Sharing of detection methods for inductor transformers

　　1. Detection of color-coded inductors.
　　Set the multimeter to R×1, and connect the red and black test leads to any lead-out terminal of the color-coded inductor. At this time, the pointer should swing to the right. According to the measured resistance value, it can be identified in the following three situations:
　　A. The resistance value of the color-coded inductor under test is zero, and there is a short-circuit fault inside it. B. The DC resistance value of the color-coded inductor under test is directly related to the diameter of the enameled wire used to wind the inductor coil and the number of windings. As long as the resistance value can be measured, it can be considered that the color-coded inductor under test is normal.

　　2. Testing of the intermediate-frequency transformer
　　A. Set the multimeter to R×1 and check the on/off status of each winding one by one according to the arrangement of the winding pins of the intermediate-frequency transformer to determine whether it is normal. B. Testing insulation performance

　　Set the multimeter to the R×10k position and perform the following tests:
　　(1) Resistance between the primary winding and the secondary winding;
　　(2) Resistance between the primary winding and the housing;
　　(3) Resistance between the secondary winding and the housing.

　　The above test results are divided into three situations:
　　(1) The resistance value is infinite: normal;
　　(2) The resistance value is zero: there is a short circuit fault;
　　(3) The resistance value is less than infinity but greater than zero: there is a leakage fault.

　　3 Inspection of power transformer
　　A Check the transformer for obvious abnormalities by observing its appearance, such as whether the coil lead is broken, desoldering, whether the insulation material has burnt marks, whether the core fastening screw is loose, whether the silicon steel sheet is rusted, whether the winding coil is exposed, etc.

　　B. Insulation test. Use the multimeter R×10k to measure the resistance between the core and the primary, the primary and each secondary, the core and each secondary, the electrostatic shielding layer and the secondary, and each secondary winding. The multimeter pointer should point to the infinite position and not move. Otherwise, it means that the insulation performance of the transformer is poor.

　　C. Detection of the continuity of the coil. Set the multimeter to the R×1 position. During the test, if the resistance value of a winding is infinite, it means that the winding has a circuit breaker fault.

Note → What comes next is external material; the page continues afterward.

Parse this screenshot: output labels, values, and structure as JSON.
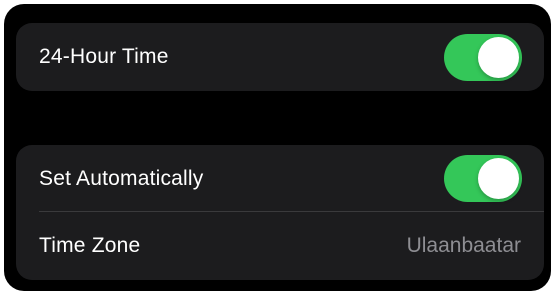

　　D. Identify the primary and secondary coils. The primary and secondary pins of the power transformer are generally led out from both sides, and the primary winding is often marked with 220V, while the secondary winding is marked with the rated voltage value, such as 15V, 24V, 35V, etc. Then identify according to these marks. 

　　E. Detection of no-load current.
　　(a) Direct measurement method. Open all secondary windings, set the multimeter to the AC current range (500mA, and connect the primary winding in series. When the plug of the primary winding is inserted into the 220V AC mains, the multimeter indicates the no-load current value. This value should not be greater than 10% to 20% of the full-load current of the transformer. The normal no-load current of the power transformer of common electronic equipment should be around 100mA. If it exceeds too much, it means that the transformer has a short-circuit fault.
　　(b) Indirect measurement method. Connect a 10/5W resistor in series in the primary winding of the transformer, and the secondary is still completely unloaded. Set the multimeter to the AC voltage range. After power on, use two test leads to measure the voltage drop U across the resistor R, and then use Ohm's law to calculate the no-load current Iempty, that is, Iempty = U/R.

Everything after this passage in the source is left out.